Betty Meyers Collection

Betty and Ron Meyers donated this panorama shot which shows the aftermath of the Granite Train Wreck which occurred September 7, 1926. Betty’s father was an engineer for the Denver & Rio Grande Railroad and was not working on this train when the wreck occurred.

The History of the Granite Train Wreck:

30 people died and 54 people were injured when Passenger Train #2 went off the tracks about 2 miles northwest of Granite. The wreck was spread along the tracks in zig-zag fashion and most of the dead were found in car #3. A commissioner’s report later determined that car #3 was at one point standing perpendicularly in the air before coming to a rest on its side in the Arkansas River.

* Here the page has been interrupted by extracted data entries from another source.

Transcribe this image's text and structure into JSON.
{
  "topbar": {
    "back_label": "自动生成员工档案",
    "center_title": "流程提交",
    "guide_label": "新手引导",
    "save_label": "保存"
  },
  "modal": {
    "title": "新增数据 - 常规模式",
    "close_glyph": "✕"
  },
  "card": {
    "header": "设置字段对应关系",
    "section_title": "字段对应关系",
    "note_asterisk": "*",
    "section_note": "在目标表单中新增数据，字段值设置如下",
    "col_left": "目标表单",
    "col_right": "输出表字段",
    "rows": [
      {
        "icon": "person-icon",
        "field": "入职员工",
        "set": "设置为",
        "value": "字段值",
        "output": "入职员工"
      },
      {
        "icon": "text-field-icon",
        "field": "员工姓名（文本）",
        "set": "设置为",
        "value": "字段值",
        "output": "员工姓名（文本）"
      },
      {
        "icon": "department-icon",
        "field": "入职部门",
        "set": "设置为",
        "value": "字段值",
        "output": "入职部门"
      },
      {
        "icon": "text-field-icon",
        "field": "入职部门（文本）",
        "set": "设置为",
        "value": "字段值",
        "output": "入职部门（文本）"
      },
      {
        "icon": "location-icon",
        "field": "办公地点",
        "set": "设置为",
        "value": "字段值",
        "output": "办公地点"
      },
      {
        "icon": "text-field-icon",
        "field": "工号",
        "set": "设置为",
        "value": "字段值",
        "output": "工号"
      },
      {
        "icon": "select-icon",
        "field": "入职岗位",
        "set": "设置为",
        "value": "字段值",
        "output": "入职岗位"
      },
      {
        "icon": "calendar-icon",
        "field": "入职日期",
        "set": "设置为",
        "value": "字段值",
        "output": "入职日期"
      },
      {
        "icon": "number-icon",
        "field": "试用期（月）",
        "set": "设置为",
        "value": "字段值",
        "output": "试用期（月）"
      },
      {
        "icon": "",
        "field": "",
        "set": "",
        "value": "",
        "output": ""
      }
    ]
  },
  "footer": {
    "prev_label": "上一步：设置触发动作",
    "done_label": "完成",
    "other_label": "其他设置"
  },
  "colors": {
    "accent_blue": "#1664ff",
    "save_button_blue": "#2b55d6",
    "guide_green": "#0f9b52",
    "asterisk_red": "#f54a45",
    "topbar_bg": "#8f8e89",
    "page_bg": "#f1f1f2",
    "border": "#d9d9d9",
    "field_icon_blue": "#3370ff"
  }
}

Four Denver & Rio Grande engineers (two were traveling as passengers) died that day. Engineer Harpending rallied for close to an hour but succumbed to internal scalding injuries from breathing in the vapors. The Salida Mail reported that ‘the steam created [from the engine] when the firebox landed in the river was like a cauldron.’

People who rushed in to help the injured reported seeing bodies floating down the river. The dead were placed alongside the railroad tracks until a relief train arrived.

This is May Bruggemeyer’s eyewitness account:

‘The car we were riding in started to shake from side to side and was bouncing up and down, over the ties. Just then a thousand thoughts came to my mind, the first one was to pray to God for then I realized our predicament … Then everything went upside down, and over and over. The darkness came and I was dazzled, and my head was down one minute and then another crash, then all was quiet. My head was in the water and I was trying to gather myself together, and straighten up, as I was standing on my head. I wanted to be of help to someone and could see nothing but water, and told the people we would all be drowned.’

It was determined that Passenger Train No. 2 was traveling at an excessive speed of nearly 45 mph as it entered the curves of the Granite canon.